I am trying to connect my mysql database to my xcode project, for a simple login view where users can put in their username and password. I have the database set up already but I need to use JSON or?
<?php
// Create connection
$con=mysqli_connect("localhost","username","password","dbname");
// Check connection
if (mysqli_connect_errno())
{
echo "Failed to connect to MySQL: " . mysqli_connect_error();
}
// This SQL statement selects ALL from the table 'Locations'
$sql = "SELECT * FROM Locations";
// Check if there are results
if ($result = mysqli_query($con, $sql))
{
// If so, then create a results array and a temporary one
// to hold the data
$resultArray = array();
$tempArray = array();
// Loop through each row in the result set
while($row = $result->fetch_object())
{
// Add each row into our results array
$tempArray = $row;
array_push($resultArray, $tempArray);
}
// Finally, encode the array to JSON and output the results
echo json_encode($resultArray);
}
// Close connections
mysqli_close($con);
?>
Here is a good article on this:
[1]: http://codewithchris.com/iphone-app-connect-to-mysql-database/#parsejson Xcode JSON
I haven't spent too much time with xcode, but from what I know there is no native API/framework for connecting to a MySQL database with it (along with most other frameworks of the kind). So yes - you need to set up a website/server with a database that has a web page that generates JSON code. Then have the xcode send a web request to the server/webpage, store the JSON code in a variable, and then use whatever method xcodes have to use/manipulate the JSON data.
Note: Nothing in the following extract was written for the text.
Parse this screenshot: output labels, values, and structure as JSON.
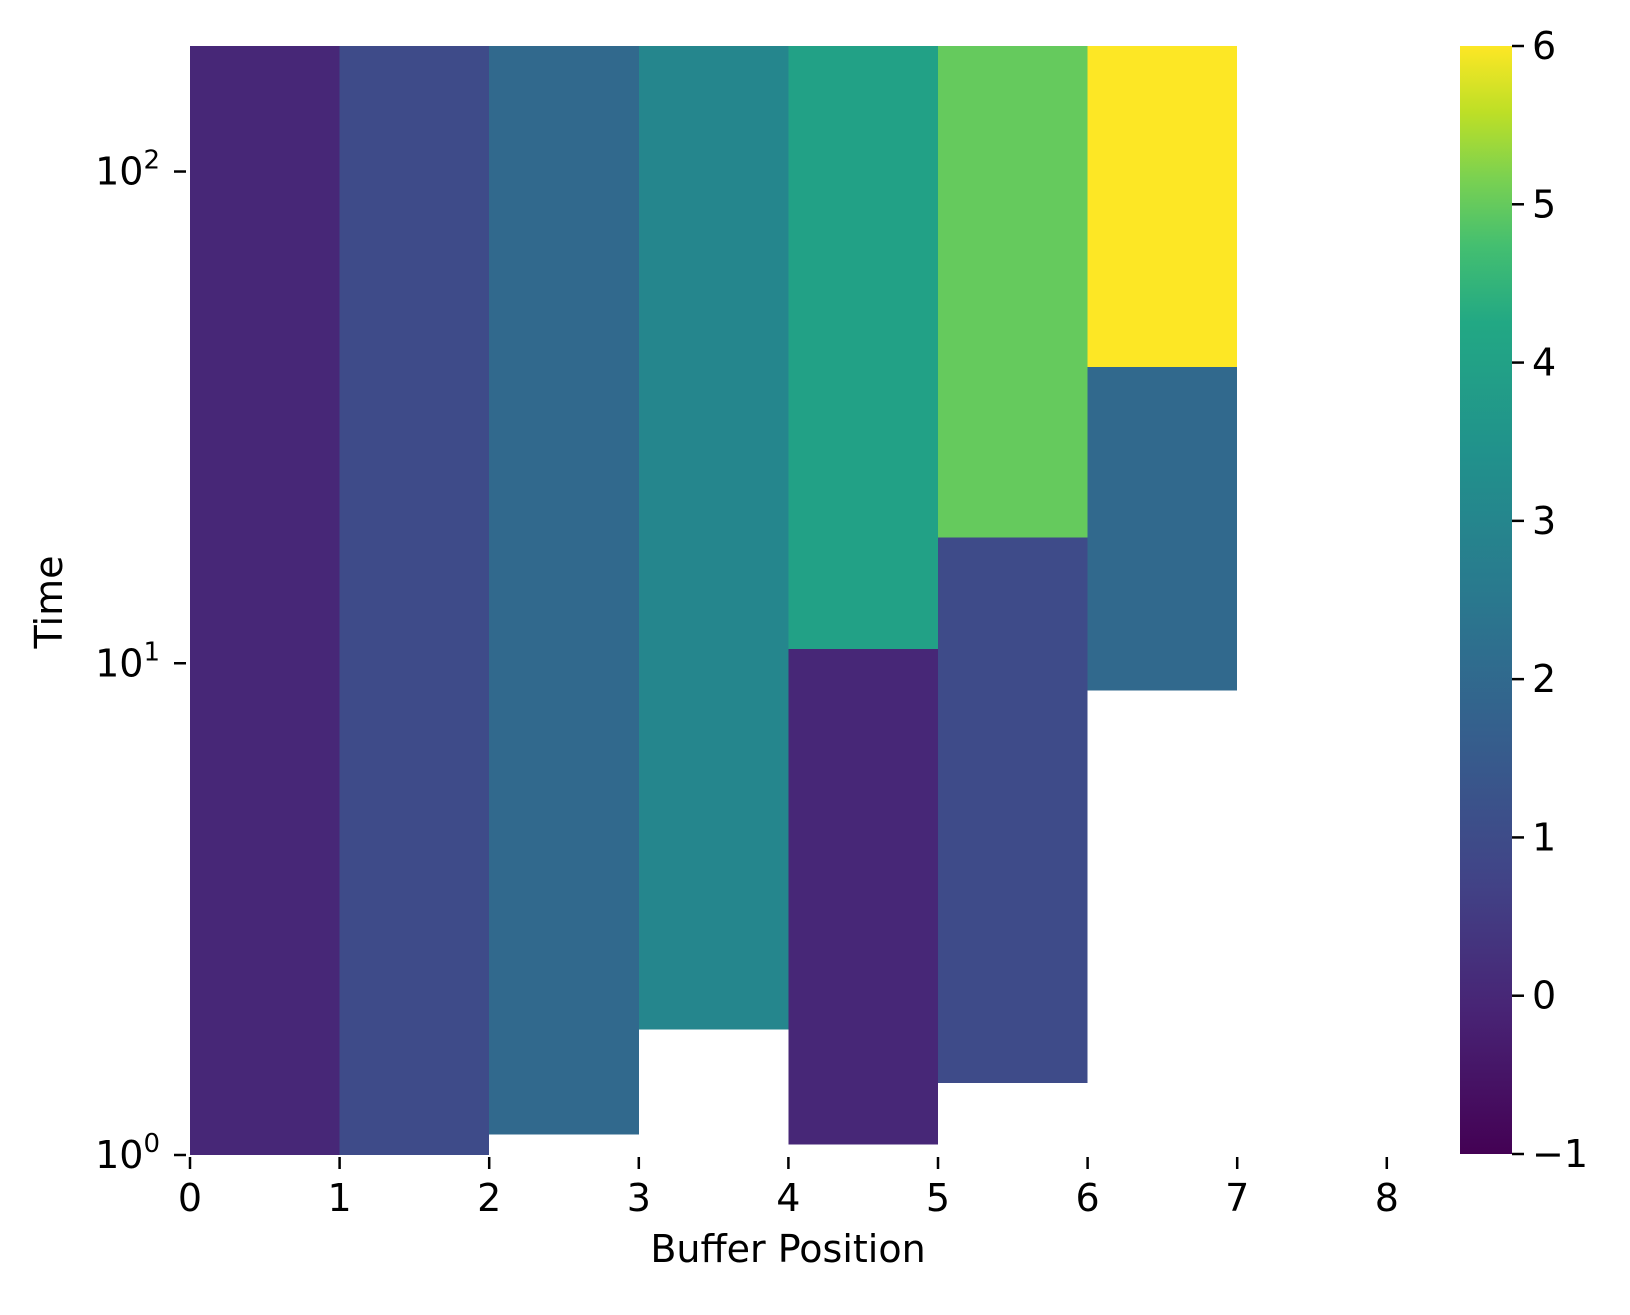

You'll want to make sure that both the xcode and web server don't prevent one another from passing data with the appropriate security privileges.
You can pass the data to your xcode app in whatever format you want as well - JSON, CSV, or even XML. It's whatever capabilities xcode has is what you should stick with. Really you could even make up your own data format... it's your application, do what you want with it, whatever is easiest to work with in xcode.